Atlantic County Democratic Chairman Michael Suleiman and Ocean County Democratic Chairman Wyatt Earp held off.
Earp has since announced that Ocean County will hold an open primary for the second district seat, while Atlantic County’s Democratic Committee voted to award Kennedy the line in March.
U.S. Senator Cory Booker has eschewed the organization line in Atlantic and Ocean and instead will bracket with Harrison.
In an apparent effort to turn voters’ eyes away from the political maneuvering that turned Harrison into one of the primary’s two top candidates, the political science professor likened Kennedy’s acceptance of the donations to Van Drew’s defection.
“By choosing campaign cash from a scandal-ridden privatized health service provider that puts corporate greed over proper patient care, Amy Kennedy’s is no different than Jeff Van Drew — they both go where ever the big money is, no matter the cost,” Harrison said. “Choosing to take thousands of bundled dollars from an immoral health care company, especially during this uncharted moment in our history, is not only tone deaf, but it demonstrates a fundamental lack of understanding about the struggles we all face regarding health care quality and access.”

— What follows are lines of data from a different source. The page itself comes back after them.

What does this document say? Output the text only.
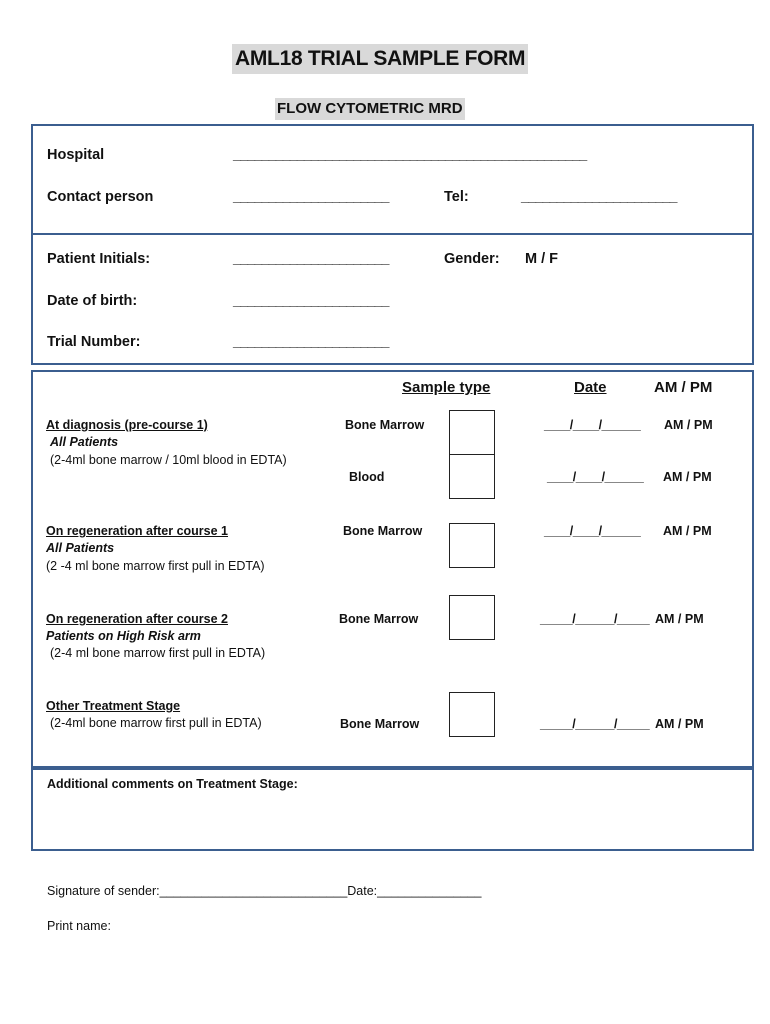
AML18 TRIAL SAMPLE FORM
FLOW CYTOMETRIC MRD
Hospital	__________________________________________________
Contact person	______________________	Tel:	______________________
Patient Initials:	______________________	Gender: M / F
Date of birth:	______________________
Trial Number:	______________________
Sample type	Date	AM / PM
At diagnosis (pre-course 1)
All Patients
(2-4ml bone marrow / 10ml blood in EDTA)
Bone Marrow	____/____/______ AM / PM
Blood	____/____/______ AM / PM
On regeneration after course 1
All Patients
(2 -4 ml bone marrow first pull in EDTA)
Bone Marrow	____/____/______ AM / PM
On regeneration after course 2
Patients on High Risk arm
(2-4 ml bone marrow first pull in EDTA)
Bone Marrow	_____/______/_____ AM / PM
Other Treatment Stage
(2-4ml bone marrow first pull in EDTA)	Bone Marrow	_____/______/_____ AM / PM
Additional comments on Treatment Stage:
Signature of sender:___________________________Date:_______________
Print name:
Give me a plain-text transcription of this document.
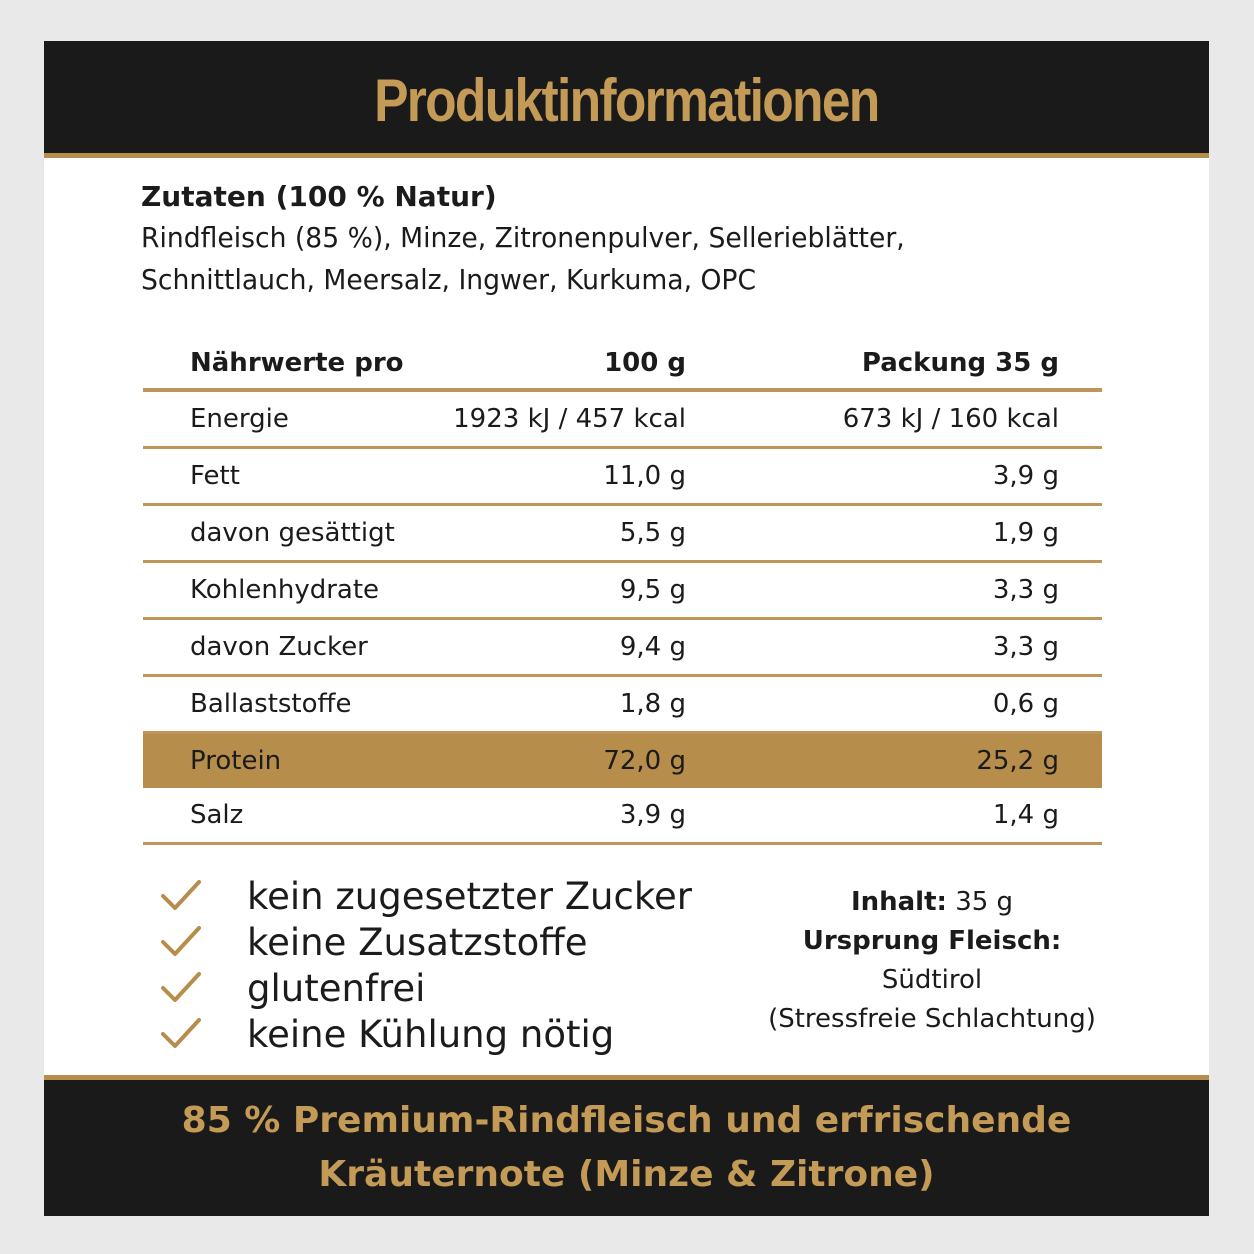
Produktinformationen
Zutaten (100 % Natur)
Rindfleisch (85 %), Minze, Zitronenpulver, Sellerieblätter,
Schnittlauch, Meersalz, Ingwer, Kurkuma, OPC
Nährwerte pro	100 g	Packung 35 g
Energie	1923 kJ / 457 kcal	673 kJ / 160 kcal
Fett	11,0 g	3,9 g
davon gesättigt	5,5 g	1,9 g
Kohlenhydrate	9,5 g	3,3 g
davon Zucker	9,4 g	3,3 g
Ballaststoffe	1,8 g	0,6 g
Protein	72,0 g	25,2 g
Salz	3,9 g	1,4 g
kein zugesetzter Zucker
keine Zusatzstoffe
glutenfrei
keine Kühlung nötig
Inhalt: 35 g
Ursprung Fleisch: Südtirol
(Stressfreie Schlachtung)
85 % Premium-Rindfleisch und erfrischende
Kräuternote (Minze & Zitrone)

It’s not clear how effective the attack over the $11,400 donated by eight Wellpath executives would be even if it did distract from the politicking that has defined the contest for the Democratic nomination, Dworkin said.
Neither Amy Kennedy nor her husband controlled Wellpath or Correct Care Solutions during the incidents that have checkered its past, and Patrick Kennedy’s joining the board is easily explained away,
“I would assume Patrick Kennedy would say ‘I got on the board to make sure they do better,’” Dworkin said.
If that doesn’t work, the solution is even simpler.
“If it becomes a big thing, you return the money,” Dworkin said. “But New Jersey voters are plenty cynical already, so I don’t think these kinds of stories really change minds so much.”